Radio Host: So, as I am currently not relaxing on a beach in Brazil, my first question is this: Your new album.
            Music Star: …Yes?
           Radio Host: It has got to be the first album ever, as far as the Internet can locate, to be released during the winter holiday season and focus entirely on every other holiday of the year except for Christmas, Hanukkah, and/or the Roman New Year.
          Music Star: You would be correct.  None of those three are mentioned at all, not even obliquely.
          Radio Host: That seems to be a conscious choice – could you explain to our listeners your reasoning behind why you would do such a thing?
            Music Star: I already did on my Web site.
            Radio Host: Humor them.
          Music Star: Oh, um, well, it all started after my tenth album came out and my manager’s like, “So what’s next?” and I’m like, “Uh, vacation?” and she’s like, “That’s hilarious,” and I’m like, “I’m really tired,” and she’s like, “You want to stay a star forever or not?!” and I’m like, “Well now that you ask – ”
            Radio Host: So whose idea was the album?
           Music Star: Um, kind of both?  I mean, she’s all, “Let’s do a Christmas album!” and I’m all “Let’s not,” and she’s all, “Why not?” and I’m all, “Because every single person on this planet has done a flippin’ Christmas album, the market’s saturated, plus I’m Jewish, so, whaaat?” and she’s all, “Who cares, just do a few jingle bells and sleigh rides and Santa Clauses, they’ll eat it right up,” and I’m all, “Now that’s just crass: the season’s about the birth of your Savior and yet the entire industry managed to make it BORING,” and she’s all, “That would be a Church album, I’m talking about a Christmas album,” and I’m all –
            Radio Host: So why not do a Hanukkah album, then?
            Music Star: You know, I recorded a few songs, but when I actually listened to them I realized my Hebrew sounded terrible and would have just marred the holiday.
            Radio Host: And New Year’s?
           Music Star: I did toy with the idea of filling the album with 20 variations of “Auld Lang Syne” just to freak people out, but tossed it when the mere thought of the inanity of it all put me to sleep.  I mean, where do you go from there?  People soon would start hating New Year’s, and me.
            Radio Host: And that’s when you were struck with the inspiration of doing an album of all the other holidays?
          Music Star: Exactly.  And it would be all original music, covering every holiday known to humanity, past, present, and possibly future.
            Radio Host: Which is why the album is 5,075 songs on 205 discs.
            Music Star: Yep!  Wrote and recorded it all in a week.
            Radio Host: That’s… unbelievable.
            Music Star: Why thank you.  I do it all for the fans.
           Radio Host: I especially like how the first few discs cover those holidays that we all hear about but never properly acknowledge in popular music, with such songs as “Have Yourself a Blessed Eid al-Fitr,” “The Seven Days of Kwanzaa,” “We Wish You a Solemn Yom Kippur and a Happy Rosh Hashanah,” “O Holy Diwali,” and “Have Yourself a Merry Little Michelmas” – oh.  Bit of a repeat there.

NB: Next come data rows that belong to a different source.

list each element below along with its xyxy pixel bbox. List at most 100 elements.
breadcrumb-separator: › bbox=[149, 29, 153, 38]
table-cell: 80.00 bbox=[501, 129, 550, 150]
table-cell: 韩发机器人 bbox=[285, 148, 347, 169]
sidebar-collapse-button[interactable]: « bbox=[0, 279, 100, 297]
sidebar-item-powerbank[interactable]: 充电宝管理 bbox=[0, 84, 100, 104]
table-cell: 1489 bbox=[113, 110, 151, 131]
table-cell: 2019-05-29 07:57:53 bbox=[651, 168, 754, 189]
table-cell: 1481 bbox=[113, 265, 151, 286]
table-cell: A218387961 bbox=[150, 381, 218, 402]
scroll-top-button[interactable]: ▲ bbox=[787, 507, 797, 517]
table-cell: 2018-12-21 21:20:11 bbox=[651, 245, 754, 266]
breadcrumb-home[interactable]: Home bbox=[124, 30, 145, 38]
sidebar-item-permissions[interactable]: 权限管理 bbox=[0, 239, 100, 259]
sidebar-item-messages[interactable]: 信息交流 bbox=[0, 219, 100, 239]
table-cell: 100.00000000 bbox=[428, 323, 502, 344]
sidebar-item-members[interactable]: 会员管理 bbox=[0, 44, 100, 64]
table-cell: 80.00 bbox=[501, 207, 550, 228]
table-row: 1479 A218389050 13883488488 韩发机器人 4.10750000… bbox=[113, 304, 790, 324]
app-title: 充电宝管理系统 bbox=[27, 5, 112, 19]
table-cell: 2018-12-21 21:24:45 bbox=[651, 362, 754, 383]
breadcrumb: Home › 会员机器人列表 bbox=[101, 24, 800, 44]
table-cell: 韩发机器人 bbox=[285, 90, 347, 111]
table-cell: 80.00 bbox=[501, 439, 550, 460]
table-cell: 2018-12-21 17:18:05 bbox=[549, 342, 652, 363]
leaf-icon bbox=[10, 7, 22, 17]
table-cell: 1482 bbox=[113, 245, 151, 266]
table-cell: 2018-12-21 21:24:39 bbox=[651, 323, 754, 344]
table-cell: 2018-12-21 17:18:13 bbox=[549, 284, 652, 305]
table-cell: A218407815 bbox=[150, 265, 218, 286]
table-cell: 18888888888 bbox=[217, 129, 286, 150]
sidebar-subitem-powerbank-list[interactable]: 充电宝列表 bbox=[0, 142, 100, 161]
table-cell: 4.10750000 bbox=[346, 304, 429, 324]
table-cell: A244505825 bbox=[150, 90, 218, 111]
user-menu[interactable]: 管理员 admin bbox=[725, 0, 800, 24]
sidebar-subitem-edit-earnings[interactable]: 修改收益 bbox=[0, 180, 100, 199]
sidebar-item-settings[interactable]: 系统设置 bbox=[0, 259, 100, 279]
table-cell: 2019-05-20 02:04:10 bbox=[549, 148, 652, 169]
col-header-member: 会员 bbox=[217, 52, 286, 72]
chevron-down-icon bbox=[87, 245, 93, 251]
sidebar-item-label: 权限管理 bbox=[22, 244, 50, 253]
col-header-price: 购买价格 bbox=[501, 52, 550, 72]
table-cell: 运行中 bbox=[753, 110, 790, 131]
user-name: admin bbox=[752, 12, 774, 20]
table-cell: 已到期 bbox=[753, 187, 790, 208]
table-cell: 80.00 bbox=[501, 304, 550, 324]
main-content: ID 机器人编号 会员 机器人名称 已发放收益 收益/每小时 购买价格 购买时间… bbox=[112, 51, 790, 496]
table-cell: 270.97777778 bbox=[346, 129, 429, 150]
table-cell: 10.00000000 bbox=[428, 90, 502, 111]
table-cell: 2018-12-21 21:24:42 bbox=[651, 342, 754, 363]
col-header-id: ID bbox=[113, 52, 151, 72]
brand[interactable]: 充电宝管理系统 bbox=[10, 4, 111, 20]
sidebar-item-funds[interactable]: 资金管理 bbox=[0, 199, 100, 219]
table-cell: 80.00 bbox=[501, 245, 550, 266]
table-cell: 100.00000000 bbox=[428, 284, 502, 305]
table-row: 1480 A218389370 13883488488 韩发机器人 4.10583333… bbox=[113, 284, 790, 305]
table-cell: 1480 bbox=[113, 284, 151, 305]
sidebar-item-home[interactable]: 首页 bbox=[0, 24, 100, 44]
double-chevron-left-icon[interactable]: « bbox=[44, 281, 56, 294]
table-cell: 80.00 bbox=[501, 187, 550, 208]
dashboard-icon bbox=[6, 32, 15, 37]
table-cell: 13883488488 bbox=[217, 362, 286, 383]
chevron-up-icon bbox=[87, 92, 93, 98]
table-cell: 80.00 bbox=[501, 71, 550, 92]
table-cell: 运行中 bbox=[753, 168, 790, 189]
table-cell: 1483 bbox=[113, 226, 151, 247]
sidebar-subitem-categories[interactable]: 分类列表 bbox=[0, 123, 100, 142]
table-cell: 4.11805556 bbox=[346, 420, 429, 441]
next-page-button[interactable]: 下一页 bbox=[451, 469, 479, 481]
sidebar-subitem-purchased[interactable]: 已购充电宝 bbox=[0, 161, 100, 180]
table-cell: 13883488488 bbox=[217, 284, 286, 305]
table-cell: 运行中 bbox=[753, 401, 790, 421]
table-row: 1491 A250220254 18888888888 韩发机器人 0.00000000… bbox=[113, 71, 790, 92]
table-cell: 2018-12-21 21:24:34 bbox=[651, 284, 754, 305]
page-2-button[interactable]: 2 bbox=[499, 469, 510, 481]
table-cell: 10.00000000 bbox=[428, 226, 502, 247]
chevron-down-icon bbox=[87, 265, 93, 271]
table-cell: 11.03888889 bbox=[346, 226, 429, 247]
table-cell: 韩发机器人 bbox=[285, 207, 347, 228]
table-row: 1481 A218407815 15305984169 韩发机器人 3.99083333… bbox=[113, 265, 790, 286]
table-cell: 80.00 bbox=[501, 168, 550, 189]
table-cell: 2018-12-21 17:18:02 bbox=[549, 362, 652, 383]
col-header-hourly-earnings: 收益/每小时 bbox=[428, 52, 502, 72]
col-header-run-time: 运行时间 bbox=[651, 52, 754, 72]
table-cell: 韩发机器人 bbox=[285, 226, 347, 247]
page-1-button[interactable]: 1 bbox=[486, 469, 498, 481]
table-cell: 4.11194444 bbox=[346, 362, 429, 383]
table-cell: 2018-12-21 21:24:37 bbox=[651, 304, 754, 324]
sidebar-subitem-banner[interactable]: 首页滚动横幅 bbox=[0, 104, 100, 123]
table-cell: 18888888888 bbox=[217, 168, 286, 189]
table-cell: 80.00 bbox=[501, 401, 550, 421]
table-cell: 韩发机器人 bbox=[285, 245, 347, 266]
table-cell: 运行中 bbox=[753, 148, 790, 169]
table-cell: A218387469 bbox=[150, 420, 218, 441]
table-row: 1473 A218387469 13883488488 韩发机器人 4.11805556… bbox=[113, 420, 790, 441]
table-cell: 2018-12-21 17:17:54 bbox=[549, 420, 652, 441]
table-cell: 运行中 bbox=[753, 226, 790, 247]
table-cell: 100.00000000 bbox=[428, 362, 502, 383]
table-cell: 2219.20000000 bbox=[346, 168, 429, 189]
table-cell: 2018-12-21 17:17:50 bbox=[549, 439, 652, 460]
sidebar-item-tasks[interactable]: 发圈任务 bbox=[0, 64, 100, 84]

             Music Star: Hey, it was as the spirit moved me.
          Radio Host: I see you also have songs for the U.S. federal holidays such as Memorial Day, Labor Day, 4th of July, and Election Day, in addition to those of other countries that I could go over, let’s see….
            Music Star: Uh-huh, uh-huh, uh-huh, I got every last one, love all, serve all!  [Head falls onto the desk and snoring is heard]
            Radio Host: Shucks, I was going to ask what his next album will be.  Well folks, I guess that means that’s all the time we have for today – thank you for joining us here at currently-still-called “Myron in the Morning”; have a Happy New Year; could somebody here please help this guy; I’m going to Brazil.